To quote from page 87 of Future Men by Douglas Wilson,
A masculine toughness is the only foundation upon which a masculine tenderness may be safely placed. Without a concrete foundation, thoughtfulness, consideration, and sensitivity in men is just simply gross.
…and just to make sure I’m politically incorrect I’ll quote from p. 31:
Women are created by God to be led by a strong man, but marriage is disastrous when a man is not strong enough, or his strength is not biblically informed.
Now isn’t that quote a great segue to door #4, Kong. Was it Kong’s toughness, his “macho”, that attracted the beauty? No, it terrified and repulsed her at first. Was it Jack’s tenderness that repelled Ann? No, she was attracted to it, but she sensed the uncertainty, the timidity, in his soul, and it confused her.

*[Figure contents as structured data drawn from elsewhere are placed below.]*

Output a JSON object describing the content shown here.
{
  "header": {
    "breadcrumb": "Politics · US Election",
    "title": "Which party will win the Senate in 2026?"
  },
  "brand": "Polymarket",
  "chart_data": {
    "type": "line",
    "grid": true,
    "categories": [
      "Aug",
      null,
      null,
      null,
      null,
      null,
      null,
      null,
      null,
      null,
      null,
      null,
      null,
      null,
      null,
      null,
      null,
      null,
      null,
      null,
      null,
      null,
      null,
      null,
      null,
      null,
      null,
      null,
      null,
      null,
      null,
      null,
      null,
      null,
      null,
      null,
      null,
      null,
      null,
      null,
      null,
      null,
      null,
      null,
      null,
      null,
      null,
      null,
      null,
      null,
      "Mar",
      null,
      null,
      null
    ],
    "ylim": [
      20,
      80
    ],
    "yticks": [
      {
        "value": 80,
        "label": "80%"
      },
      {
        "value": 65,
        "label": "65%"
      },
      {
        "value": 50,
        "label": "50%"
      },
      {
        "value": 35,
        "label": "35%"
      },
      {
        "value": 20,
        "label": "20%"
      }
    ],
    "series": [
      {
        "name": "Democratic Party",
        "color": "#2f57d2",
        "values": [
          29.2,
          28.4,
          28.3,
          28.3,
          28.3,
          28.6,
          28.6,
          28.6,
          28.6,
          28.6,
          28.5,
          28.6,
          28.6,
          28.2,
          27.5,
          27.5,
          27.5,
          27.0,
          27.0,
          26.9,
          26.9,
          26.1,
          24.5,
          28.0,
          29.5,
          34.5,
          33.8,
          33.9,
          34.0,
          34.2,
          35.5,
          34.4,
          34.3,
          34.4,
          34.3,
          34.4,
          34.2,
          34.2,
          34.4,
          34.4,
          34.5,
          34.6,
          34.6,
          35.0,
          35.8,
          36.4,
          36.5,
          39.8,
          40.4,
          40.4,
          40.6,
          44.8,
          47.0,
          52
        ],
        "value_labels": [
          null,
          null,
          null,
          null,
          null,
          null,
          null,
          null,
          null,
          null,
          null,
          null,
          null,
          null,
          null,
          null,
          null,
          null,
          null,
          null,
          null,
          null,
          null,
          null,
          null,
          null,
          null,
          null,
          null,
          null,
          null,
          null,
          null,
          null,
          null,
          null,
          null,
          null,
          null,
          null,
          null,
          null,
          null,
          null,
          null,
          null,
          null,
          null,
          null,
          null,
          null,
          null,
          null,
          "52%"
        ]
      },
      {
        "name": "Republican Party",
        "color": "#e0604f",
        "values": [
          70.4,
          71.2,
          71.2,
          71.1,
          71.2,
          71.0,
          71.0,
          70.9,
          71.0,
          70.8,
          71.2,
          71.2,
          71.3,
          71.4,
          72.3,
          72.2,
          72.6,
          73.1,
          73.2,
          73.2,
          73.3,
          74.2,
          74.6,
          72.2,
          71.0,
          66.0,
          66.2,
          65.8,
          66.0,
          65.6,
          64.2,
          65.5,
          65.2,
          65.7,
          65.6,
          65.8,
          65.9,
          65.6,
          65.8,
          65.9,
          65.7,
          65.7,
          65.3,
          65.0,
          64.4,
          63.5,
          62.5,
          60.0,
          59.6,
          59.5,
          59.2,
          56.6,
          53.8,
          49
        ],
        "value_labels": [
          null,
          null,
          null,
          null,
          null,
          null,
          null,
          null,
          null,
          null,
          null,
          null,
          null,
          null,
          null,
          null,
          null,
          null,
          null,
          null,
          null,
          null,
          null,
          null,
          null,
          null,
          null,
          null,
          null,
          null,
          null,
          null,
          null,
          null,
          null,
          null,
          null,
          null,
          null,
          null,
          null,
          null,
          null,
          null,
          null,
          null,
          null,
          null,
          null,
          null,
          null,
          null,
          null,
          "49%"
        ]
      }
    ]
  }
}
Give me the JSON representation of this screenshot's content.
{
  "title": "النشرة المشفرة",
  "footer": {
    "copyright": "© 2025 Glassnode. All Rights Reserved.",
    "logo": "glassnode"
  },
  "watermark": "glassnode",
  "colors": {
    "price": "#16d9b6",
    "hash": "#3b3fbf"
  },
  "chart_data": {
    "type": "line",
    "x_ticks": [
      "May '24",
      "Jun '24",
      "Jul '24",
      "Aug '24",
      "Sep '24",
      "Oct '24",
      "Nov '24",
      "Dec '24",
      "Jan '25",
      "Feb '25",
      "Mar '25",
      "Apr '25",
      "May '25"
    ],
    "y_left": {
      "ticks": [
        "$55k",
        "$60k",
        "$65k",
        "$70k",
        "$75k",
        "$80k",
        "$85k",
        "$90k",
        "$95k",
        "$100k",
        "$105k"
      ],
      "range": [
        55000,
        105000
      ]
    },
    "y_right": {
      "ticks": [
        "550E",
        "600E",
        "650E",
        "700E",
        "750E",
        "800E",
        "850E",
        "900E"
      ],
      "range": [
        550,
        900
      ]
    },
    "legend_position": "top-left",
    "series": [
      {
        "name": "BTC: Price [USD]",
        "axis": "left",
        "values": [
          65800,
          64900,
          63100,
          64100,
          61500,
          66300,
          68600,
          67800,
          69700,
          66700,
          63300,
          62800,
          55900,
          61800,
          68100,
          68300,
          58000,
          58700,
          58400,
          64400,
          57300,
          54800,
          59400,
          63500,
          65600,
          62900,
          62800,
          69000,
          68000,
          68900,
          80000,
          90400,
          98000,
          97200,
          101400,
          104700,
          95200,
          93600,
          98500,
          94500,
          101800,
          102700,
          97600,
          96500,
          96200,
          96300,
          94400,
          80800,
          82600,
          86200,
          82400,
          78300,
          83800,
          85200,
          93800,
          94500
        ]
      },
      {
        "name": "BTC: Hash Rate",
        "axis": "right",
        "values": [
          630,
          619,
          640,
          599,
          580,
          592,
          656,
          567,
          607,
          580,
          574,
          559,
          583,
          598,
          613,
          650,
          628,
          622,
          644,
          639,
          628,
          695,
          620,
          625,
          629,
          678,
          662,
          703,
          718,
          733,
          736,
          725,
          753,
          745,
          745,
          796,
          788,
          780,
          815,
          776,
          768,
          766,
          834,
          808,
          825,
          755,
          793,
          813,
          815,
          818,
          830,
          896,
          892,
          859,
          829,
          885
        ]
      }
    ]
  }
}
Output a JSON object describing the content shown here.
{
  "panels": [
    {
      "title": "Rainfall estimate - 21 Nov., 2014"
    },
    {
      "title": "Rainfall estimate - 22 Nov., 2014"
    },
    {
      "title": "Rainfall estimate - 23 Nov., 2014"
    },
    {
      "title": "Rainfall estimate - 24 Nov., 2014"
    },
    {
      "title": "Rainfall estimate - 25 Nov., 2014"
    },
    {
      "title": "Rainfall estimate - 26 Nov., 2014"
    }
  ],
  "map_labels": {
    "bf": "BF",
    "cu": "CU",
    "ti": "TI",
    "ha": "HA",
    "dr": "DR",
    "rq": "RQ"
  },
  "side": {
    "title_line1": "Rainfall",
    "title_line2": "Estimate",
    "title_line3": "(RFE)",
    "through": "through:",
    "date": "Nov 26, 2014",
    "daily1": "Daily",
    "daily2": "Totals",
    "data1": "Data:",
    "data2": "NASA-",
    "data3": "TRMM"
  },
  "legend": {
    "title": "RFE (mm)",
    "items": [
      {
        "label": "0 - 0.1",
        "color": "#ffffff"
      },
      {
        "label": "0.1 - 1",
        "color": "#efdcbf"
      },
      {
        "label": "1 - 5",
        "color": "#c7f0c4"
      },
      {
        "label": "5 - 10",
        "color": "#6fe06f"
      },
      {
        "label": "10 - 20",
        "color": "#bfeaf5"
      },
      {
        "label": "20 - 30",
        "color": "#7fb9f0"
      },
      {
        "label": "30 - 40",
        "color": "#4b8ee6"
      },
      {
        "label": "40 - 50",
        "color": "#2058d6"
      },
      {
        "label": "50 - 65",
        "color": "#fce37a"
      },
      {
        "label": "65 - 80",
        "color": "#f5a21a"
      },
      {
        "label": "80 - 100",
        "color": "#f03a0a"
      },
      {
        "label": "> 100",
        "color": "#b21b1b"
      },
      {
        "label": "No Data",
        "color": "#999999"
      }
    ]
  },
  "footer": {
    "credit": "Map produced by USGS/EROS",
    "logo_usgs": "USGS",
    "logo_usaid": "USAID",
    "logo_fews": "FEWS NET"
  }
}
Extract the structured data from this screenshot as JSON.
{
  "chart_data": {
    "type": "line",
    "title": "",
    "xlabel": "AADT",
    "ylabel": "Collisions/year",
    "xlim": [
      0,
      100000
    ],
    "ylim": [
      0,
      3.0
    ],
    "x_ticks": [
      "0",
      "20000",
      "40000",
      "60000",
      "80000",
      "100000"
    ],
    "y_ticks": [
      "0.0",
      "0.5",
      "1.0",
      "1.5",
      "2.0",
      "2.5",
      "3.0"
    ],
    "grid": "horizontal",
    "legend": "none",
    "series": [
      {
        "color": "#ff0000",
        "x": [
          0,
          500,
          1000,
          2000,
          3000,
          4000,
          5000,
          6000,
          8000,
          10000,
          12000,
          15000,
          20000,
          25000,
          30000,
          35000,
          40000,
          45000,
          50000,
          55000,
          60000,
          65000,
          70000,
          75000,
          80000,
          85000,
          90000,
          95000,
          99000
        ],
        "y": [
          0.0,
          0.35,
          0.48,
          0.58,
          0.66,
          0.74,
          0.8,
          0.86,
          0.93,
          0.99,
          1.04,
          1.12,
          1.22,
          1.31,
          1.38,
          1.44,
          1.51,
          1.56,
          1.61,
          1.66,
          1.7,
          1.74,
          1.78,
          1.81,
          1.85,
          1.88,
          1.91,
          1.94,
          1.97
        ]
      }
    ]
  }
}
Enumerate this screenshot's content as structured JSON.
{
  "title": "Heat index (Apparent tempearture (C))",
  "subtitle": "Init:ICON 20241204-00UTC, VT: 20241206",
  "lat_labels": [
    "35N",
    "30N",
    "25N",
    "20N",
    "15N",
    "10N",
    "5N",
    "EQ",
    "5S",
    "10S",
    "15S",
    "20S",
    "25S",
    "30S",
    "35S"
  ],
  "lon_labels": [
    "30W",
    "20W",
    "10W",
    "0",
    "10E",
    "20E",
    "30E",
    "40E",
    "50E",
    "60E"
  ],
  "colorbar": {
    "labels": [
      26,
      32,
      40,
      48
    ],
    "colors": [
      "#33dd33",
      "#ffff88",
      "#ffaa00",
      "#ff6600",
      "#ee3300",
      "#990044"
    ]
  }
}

But when Ann starts to realize that this being of monstrous strength and ferocity actually has tenderness in his soul, and that she has both his tenderness and his strength, without even thinking her heart and her figure are compelled to follow him. She starts walking behind Kong, in awe and wonder of this creature who showed her both strength and tenderness in a way that no human male ever had. And the great genius of Jackson’s film-making talent is that we believe it, we see this bond between beauty and strength blossom and grow, with each giving something to the other that the other desperately needed.
Can this be true? Can Kong be a better man as an ape than his human costars? Ann’s heart tells her so. His tenderness is empowered through strength, his strength is guided by tenderness, and Ann and Kong’s world is for a brief moment as it should be, as our lives should be if we are acting like men created in the image of a strong and loving God.